Situés au 3e rang des pays producteurs d’or noir, les Etats-Unis sont aussi de gros consommateurs de pétrole, cette source d’énergie représentant 40 % de leur consom-mation énergétique totale.
Or, la part de la production de pétrole des Etats-Unis dans la consommation américaine est inférieure à 50 % depuis les années 1950, et continue de baisser puisque cette production diminue. Ainsi, la production intérieure de pétrole est passée de 550 millions de tonnes en 1973 à 375 millions de tonnes en 2004. En 2006, on constate que la production de pétrole nationale ne représente que 41 % de l’énergie consommée sur le territoire américain, les 59 % restants provenant par conséquent de pétrole importé.

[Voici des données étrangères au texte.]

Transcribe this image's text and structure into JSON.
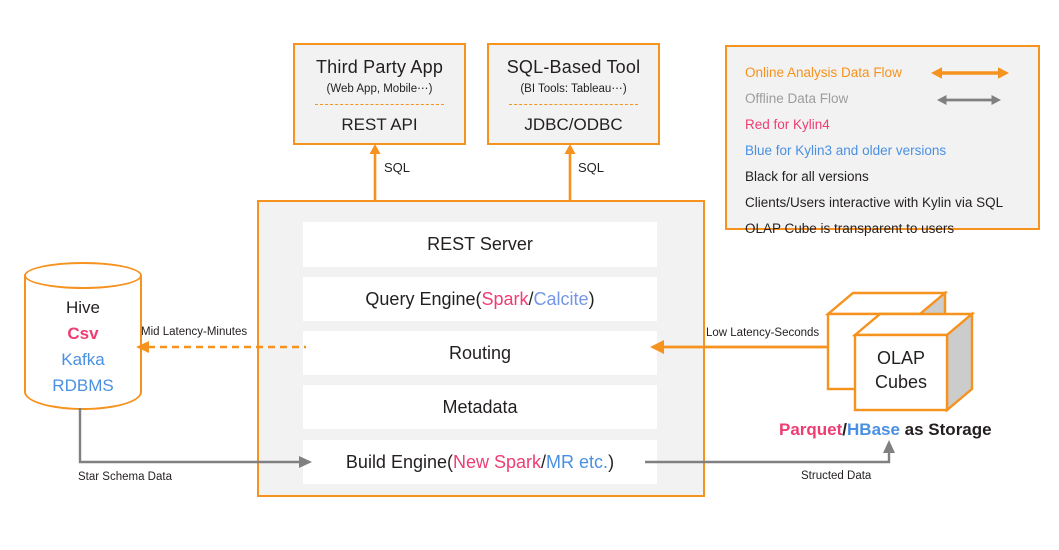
{
  "colors": {
    "orange": "#F6921E",
    "gray": "#808080",
    "legend_gray": "#9d9d9d",
    "pink": "#EE3D73",
    "blue": "#4A90E2",
    "blue_light": "#7596E8",
    "black": "#231f20",
    "panel_bg": "#f2f2f2",
    "row_bg": "#ffffff",
    "cube_side": "#cccccc"
  },
  "clients": [
    {
      "title": "Third Party App",
      "subtitle": "(Web App, Mobile⋯)",
      "api": "REST API",
      "arrow_label": "SQL"
    },
    {
      "title": "SQL-Based Tool",
      "subtitle": "(BI Tools: Tableau⋯)",
      "api": "JDBC/ODBC",
      "arrow_label": "SQL"
    }
  ],
  "legend": {
    "items": [
      {
        "bullet": "-",
        "text": "Online Analysis Data Flow",
        "color": "orange",
        "arrow": "orange"
      },
      {
        "bullet": "-",
        "text": "Offline Data Flow",
        "color": "legend_gray",
        "arrow": "gray"
      },
      {
        "bullet": "-",
        "text": "Red for Kylin4",
        "color": "pink",
        "arrow": null
      },
      {
        "bullet": "-",
        "text": "Blue for Kylin3 and older versions",
        "color": "blue",
        "arrow": null
      },
      {
        "bullet": "-",
        "text": "Black for all versions",
        "color": "black",
        "arrow": null
      },
      {
        "bullet": "-",
        "text": "Clients/Users interactive with Kylin via SQL",
        "color": "black",
        "arrow": null
      },
      {
        "bullet": "-",
        "text": "OLAP Cube is transparent to users",
        "color": "black",
        "arrow": null
      }
    ]
  },
  "server_panel": {
    "rows": [
      {
        "name": "rest-server",
        "parts": [
          {
            "t": "REST Server",
            "c": "black"
          }
        ]
      },
      {
        "name": "query-engine",
        "parts": [
          {
            "t": "Query Engine(",
            "c": "black"
          },
          {
            "t": "Spark",
            "c": "pink"
          },
          {
            "t": "/",
            "c": "black"
          },
          {
            "t": "Calcite",
            "c": "blue_light"
          },
          {
            "t": ")",
            "c": "black"
          }
        ]
      },
      {
        "name": "routing",
        "parts": [
          {
            "t": "Routing",
            "c": "black"
          }
        ]
      },
      {
        "name": "metadata",
        "parts": [
          {
            "t": "Metadata",
            "c": "black"
          }
        ]
      },
      {
        "name": "build-engine",
        "parts": [
          {
            "t": "Build Engine(",
            "c": "black"
          },
          {
            "t": "New Spark",
            "c": "pink"
          },
          {
            "t": "/",
            "c": "black"
          },
          {
            "t": "MR etc.",
            "c": "blue"
          },
          {
            "t": ")",
            "c": "black"
          }
        ]
      }
    ]
  },
  "datasource": {
    "lines": [
      {
        "t": "Hive",
        "c": "black"
      },
      {
        "t": "Csv",
        "c": "pink"
      },
      {
        "t": "Kafka",
        "c": "blue"
      },
      {
        "t": "RDBMS",
        "c": "blue"
      }
    ]
  },
  "storage": {
    "cube_label_line1": "OLAP",
    "cube_label_line2": "Cubes",
    "storage_parts": [
      {
        "t": "Parquet",
        "c": "pink"
      },
      {
        "t": "/",
        "c": "black"
      },
      {
        "t": "HBase",
        "c": "blue"
      },
      {
        "t": " as Storage",
        "c": "black"
      }
    ]
  },
  "connectors": {
    "mid_latency": "Mid Latency-Minutes",
    "low_latency": "Low Latency-Seconds",
    "star_schema": "Star Schema Data",
    "structed_data": "Structed Data"
  }
}
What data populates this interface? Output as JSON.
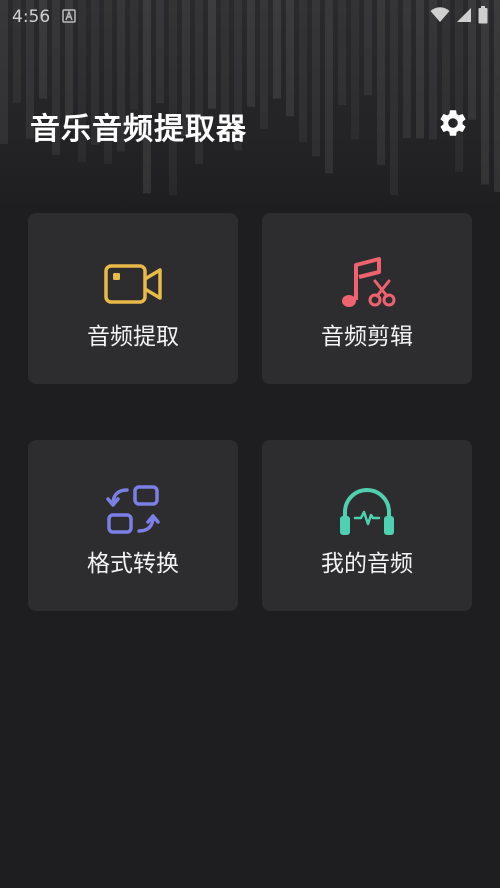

Parallèlement à cette baisse de la production nationale, la demande n’a cessé d’augmenter. Ainsi, de 1990 à 2004, la consommation américaine a augmenté de 1,3 % par an, tandis que les importations progressaient de 3,4 %. Or, même si l’on part d’une croissance nulle de la consommation (fait irréalisable), les importations seraient néanmoins indispensables pour compenser la baisse de la production nationale.
En réalité, les besoins énergétiques des Etats-Unis continuent de progresser et devraient doubler d’ici 2025. Les Américains devraient ainsi consommer au moins un tiers de plus de pétrole qu’ils n’en utilisent actuellement. Selon certaines estimations, les Etats-Unis importeront en 2010 70 % de leurs besoins énergétiques.
Or, il est bien difficile de demander à la population de réduire ou plus simplement de modifier sa consommation, et ce d’autant plus dans un pays où les transports absorbent les deux tiers de la consommation de pétrole (et plus du quart de la consommation totale d’énergie). L’automobile, en particulier, est un élément indispensable du mode de vie américain, I ‘American way of life, notamment en raison des distances souvent importantes entre les lieux de domicile et les lieux de travail ou de loisirs. De plus, les Américains privilégient les véhicules de grande taille, qui consomment donc davantage de carburant. C’est pourquoi toute tentative d’impôt ou de réglementation s’est toujours soldée par de vives protestations, peu compatibles avec le souci de popularité qu’un gouvernement souhaite entretenir auprès de l’opinion publique et par conséquent des électeurs. Pour les Américains, un carburant abondant et à bas prix (la fiscalité sur les carburants aux Etats-Unis est six fois moins élevée qu’en Europe) est perçu comme normal et définitivement acquis ; toute atteinte à cet état de fait serait donc considérée comme une menace de leur mode de vie et donc de leur identité.
Pour s’assurer du maintien de cette forme de liberté que sont l’abondance et les prix bas du carburant, les Américains n’entendent pas dépendre des autres pays. De plus, pour les Américains, le prix du pétrole n’est pas lié à sa source, selon qu’il est produit sur le territoire national ou importé, car les conditions de l’approvisionnement des Etats-Unis sont déterminées sur le marché mondial. Il y a donc un prix unique qui réalise l’équilibre entre l’offre et la demande. Par conséquent, les conditions de l’approvisionnement énergétique des Etats-Unis sont indifférentes au taux de dépendance extérieure. En revanche, les Etats-Unis sont exposés aux risques d’une rupture importante et plus ou moins prolongée de l’offre pétrolière mondiale.
C’est pourquoi plusieurs faits marquants ont récemment touché le domaine de l’énergie aux Etats-Unis : l’adoption d’un cadre législatif précis, la diversification des sources d’approvisionnement et le développement d’autres sources d’énergie que les hydrocarbures.